Construction: Construction expanded 3.1% in Q3, but that growth cooled from 6.2% in Q2. The quarterly data also showed a reversal in momentum, with the sector contracting 1.2% on a seasonally adjusted basis after a strong Q2. MTI attributed the mixed outcome to an uptick in public and private sector construction activity, even as quarterly momentum eased.
Services – Wholesale, Retail, Transport: The combined services group, covering wholesale and retail trade and transportation/storage, grew 2.5% in Q3, down from 4.9% in Q2. A closer look points to the machinery, equipment and supplies segment pushing wholesale trade, while transportation and storage benefited from water and air transport activity.

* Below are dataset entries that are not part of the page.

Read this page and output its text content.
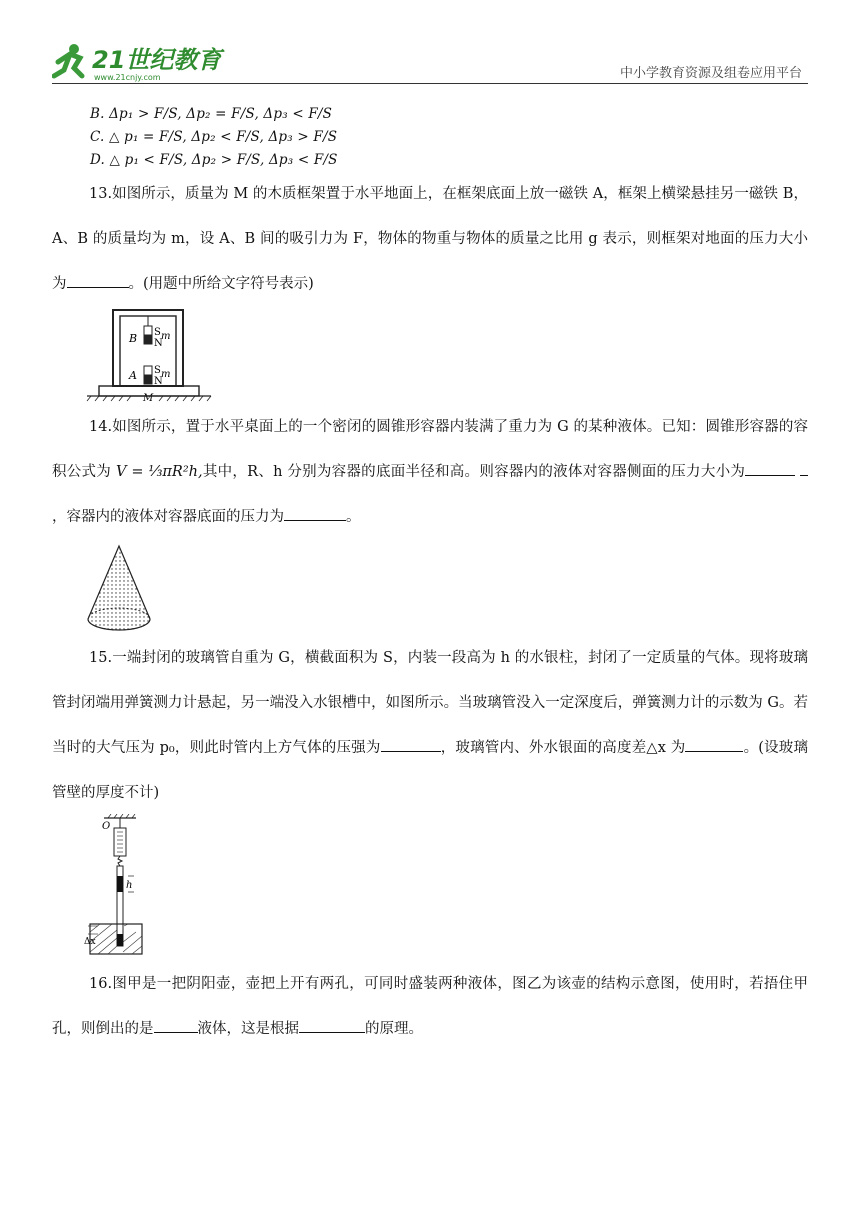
21世纪教育
www.21cnjy.com	中小学教育资源及组卷应用平台
B. Δp₁ > F/S, Δp₂ = F/S, Δp₃ < F/S
C. △ p₁ = F/S, Δp₂ < F/S, Δp₃ > F/S
D. △ p₁ < F/S, Δp₂ > F/S, Δp₃ < F/S

13.如图所示，质量为 M 的木质框架置于水平地面上，在框架底面上放一磁铁 A，框架上横梁悬挂另一磁铁 B，A、B 的质量均为 m，设 A、B 间的吸引力为 F，物体的物重与物体的质量之比用 g 表示，则框架对地面的压力大小为	。(用题中所给文字符号表示)

B S
N
m
A S
N
m
M

14.如图所示，置于水平桌面上的一个密闭的圆锥形容器内装满了重力为 G 的某种液体。已知：圆锥形容器的容积公式为 V = ⅓πR²h,其中，R、h 分别为容器的底面半径和高。则容器内的液体对容器侧面的压力大小为 ，容器内的液体对容器底面的压力为	。

15.一端封闭的玻璃管自重为 G，横截面积为 S，内装一段高为 h 的水银柱，封闭了一定质量的气体。现将玻璃管封闭端用弹簧测力计悬起，另一端没入水银槽中，如图所示。当玻璃管没入一定深度后，弹簧测力计的示数为 G。若当时的大气压为 p₀，则此时管内上方气体的压强为	，玻璃管内、外水银面的高度差△x 为	。(设玻璃管壁的厚度不计)

O
h
Δx

16.图甲是一把阴阳壶，壶把上开有两孔，可同时盛装两种液体，图乙为该壶的结构示意图，使用时，若捂住甲孔，则倒出的是	液体，这是根据	的原理。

On a quarterly basis, this group contracted 1.2%, easing from a 2.8% expansion previously.
Information & Communications, Finance & Insurance, Professional Services: This cluster expanded 4.4% in Q3, slightly higher than the 4.3% growth in Q2. Growth drivers included IT and information services, head offices and business services, and banking activities. The pace here slowed modestly to 1.3% quarter-on-quarter, down from 1.6% in Q2, reflecting a more tempered expansion in financial and professional services.
Accommodation, Real Estate, Admin & Other Services: The remaining services sectors posted a solid 4.1% growth in Q3, continuing a trend of broad-based service-sector expansion. Notably, the accommodation sector benefited from higher international visitor arrivals, underscoring the tourism recovery tailwinds that supported the services complex in the quarter.
What This Means for Singapore’s Economy
The Q3 performance highlights a gradual normalization after a brisk H1 2025. While the overarching economy expanded, the slower pace in Q3 suggests policymakers and businesses should maintain prudence amid mixed domestic demand and external headwinds.
Looking ahead, observers will be watching for revisions to the advance estimates as more comprehensive data become available and as global conditions evolve. If the upcoming data confirm a continued, yet modest, expansion, Singapore could stay on a path of stabilization with selective investments in growth areas such as technology services, logistics, and construction-related projects that supported activity in Q3.
Bottom Line
Singapore’s Q3 2025 GDP growth of 2.9% reflects a decelerating pace yet underlines a diversified economy with strength in IT services, financial services, and a recovering tourism sector. The MTI’s nuanced breakdown offers policymakers and investors a clearer sense of where momentum remains and where risk factors may emerge as Singapore proceeds through 2025’s final stretch.